Distributed crawler module. The code of all crawler nodes is the same and all URLs to be requested are obtained from the same queue. In this way, if the scale of the crawled data is expanded, only the crawler nodes need to be added to meet the demand, which has extremely high scalability.
IP proxy pool module. An IP proxy pool module is designed as an independent node. It contains three sub-modules: proxy getter, proxy tester, and interface module.
Data storage module. MongoDB is responsible for storing the semi-structured data crawled by the crawler, and Redis is responsible for storing the URL to be crawled and proxy information.
Web application module. It mainly contains four sub-modules: node management, data processing, data visualization, and adding tasks. The module also acts as an independent node.

Requirements

Python 3.6+
Docker and docker compose
Mongodb for store crawled data
Redis for maintaining the shared crawl queue
~~At least one server with public network IP address for deploying IP proxy pool~~

Configuration

Mongodb

# download docker image
$ docker pull mongo

# run image in background 
$ docker run -p 27017:27017 -v /<YourAbsolutePath>/db:/data/db -d mongo

Redis

# download docker image
$ docker pull redis:alpine

# run image in background and set password
$ docker run -p 6379:6379 -d redis:alpine redis-server --requirepass "password"

Usage

Informal Usage (Single node)

You can run this project with single node just for test:

Complete above configurations to run redis and mongodb docker images.
Create a virtual python environment and install requirements.

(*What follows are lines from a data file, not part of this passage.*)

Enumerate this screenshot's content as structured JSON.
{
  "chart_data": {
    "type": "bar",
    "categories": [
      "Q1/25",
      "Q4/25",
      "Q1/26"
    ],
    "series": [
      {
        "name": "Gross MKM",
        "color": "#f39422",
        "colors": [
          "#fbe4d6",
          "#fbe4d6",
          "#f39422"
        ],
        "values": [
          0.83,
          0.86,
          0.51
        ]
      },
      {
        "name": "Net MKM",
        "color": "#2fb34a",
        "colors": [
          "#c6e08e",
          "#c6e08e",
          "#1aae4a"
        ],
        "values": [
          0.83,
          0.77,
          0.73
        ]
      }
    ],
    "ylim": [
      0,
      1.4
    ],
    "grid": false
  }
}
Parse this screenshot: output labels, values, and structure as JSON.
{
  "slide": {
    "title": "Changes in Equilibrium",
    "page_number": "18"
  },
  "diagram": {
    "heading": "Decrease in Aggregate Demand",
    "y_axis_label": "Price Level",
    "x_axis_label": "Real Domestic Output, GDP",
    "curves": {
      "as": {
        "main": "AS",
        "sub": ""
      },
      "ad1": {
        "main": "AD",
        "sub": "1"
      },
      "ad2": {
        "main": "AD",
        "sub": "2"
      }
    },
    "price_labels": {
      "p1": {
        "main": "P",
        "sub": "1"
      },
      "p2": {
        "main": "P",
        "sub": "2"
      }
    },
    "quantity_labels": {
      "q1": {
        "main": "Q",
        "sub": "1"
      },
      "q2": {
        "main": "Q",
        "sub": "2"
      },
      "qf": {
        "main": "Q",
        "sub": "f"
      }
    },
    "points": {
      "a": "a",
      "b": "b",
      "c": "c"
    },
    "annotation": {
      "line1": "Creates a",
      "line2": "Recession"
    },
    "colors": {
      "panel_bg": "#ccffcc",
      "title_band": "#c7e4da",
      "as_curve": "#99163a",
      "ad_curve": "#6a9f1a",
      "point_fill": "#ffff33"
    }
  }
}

$ git clone https://github.com/fgksgf/DCVS.git
$ cd DCVS/
$ pip install -r requirements.txt

Start a master crawler node, a slave crawler node and the web server.

$ python jd/start_master.py
$ python jd/start_slave.py
$ python app.py

Open the brower, enter http://127.0.0.1:5000/, input a url of jd goods like https://item.jd.com/100008578480.html.

Formal Usage (More nodes)

Test

Because APIs may be changed, if you want to check if the jd crawler still works, just run ./jd/util/debug_comment_spider.py and ./jd/util/debug_product_spider.py. You would get the answer easily after you see the results.